I've been on the Weight Watchers Flex plan and "eat clean" but don't eat my AP's and many times don't use all my weekly points.

Although I'm losing inches, my weight loss has stalled for the past three months.:(

Is it possible that I'm not eating enough points? I've heard that your body needs more fuel in order to burn off calories.

What do you suggest?

01-10-2008, 07:18 PM
Have you ever figured out how many calories you're eating in a day? It's hard to say whether you're eating too much or too little without knowing how much you're actually consuming. :)

01-10-2008, 09:04 PM
Considering the exercise and the fact that you're still losing inches, I'd have to assume that the weight 'stall' is because you're probably still losing fat but putting on muscle, which weighs more than fat.

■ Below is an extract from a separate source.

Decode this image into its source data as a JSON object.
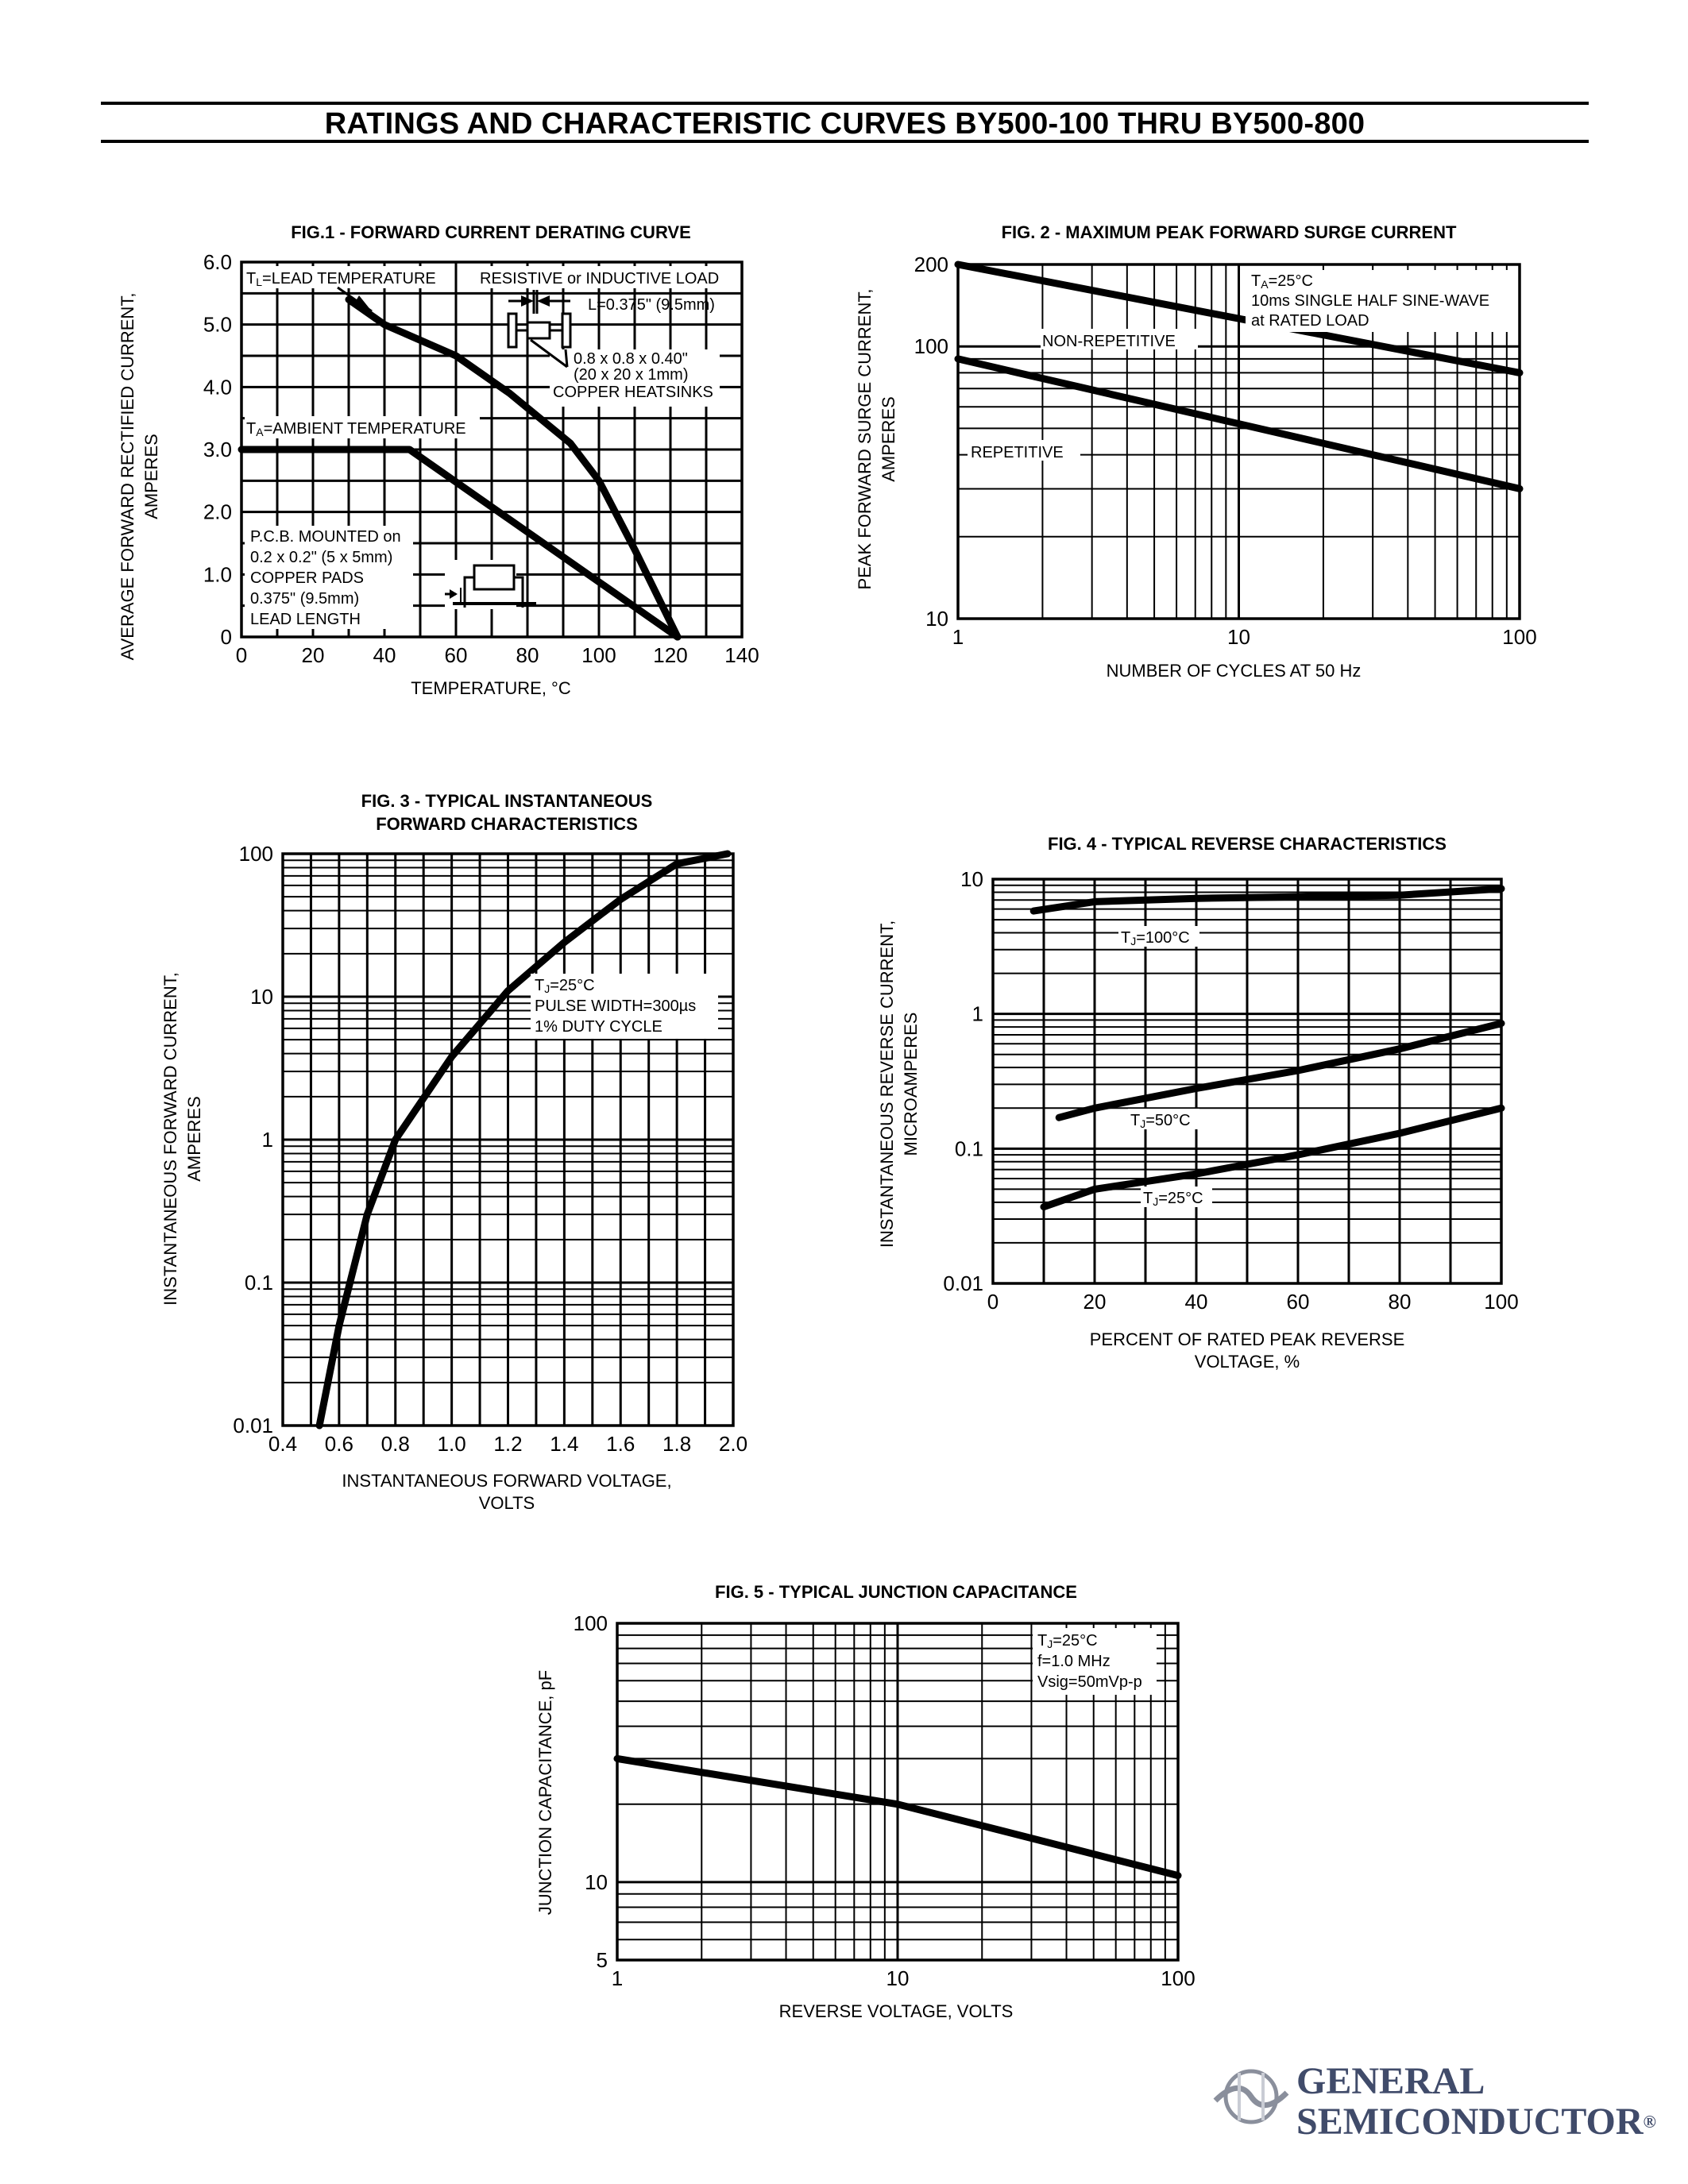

Which is great! I'd be thrilled were I in your spot right now.

01-10-2008, 11:05 PM
you're probably still losing fat but putting on muscle, which weighs more than fat.


A pound of muscle weighs EXACTLY the same as a pound of fat... or a pound of feathers, for that matter! You may be BUILDING muscle as you lose fat - this would be a good thing! :yes: - but that statement is not true.

01-10-2008, 11:34 PM
i did weight watchers for a while and have started calorie counting (for convience) but you may not be eating enough. I remember my leader always telling us if we are eating below our points we could stall. I would say try making sure you are eating all of you points..and try some to all of your flex points and see if that happens. your body may have moved into starvation mode. Good luck and let us know.

01-11-2008, 12:15 AM
Yes, a pound of muscle weighs the same as a pound of fat... because pounds compare weight. But the volume they take up are very, very different. So some cubic measurement of muscle is going to weigh a lot more than the same cubic measurement of fat.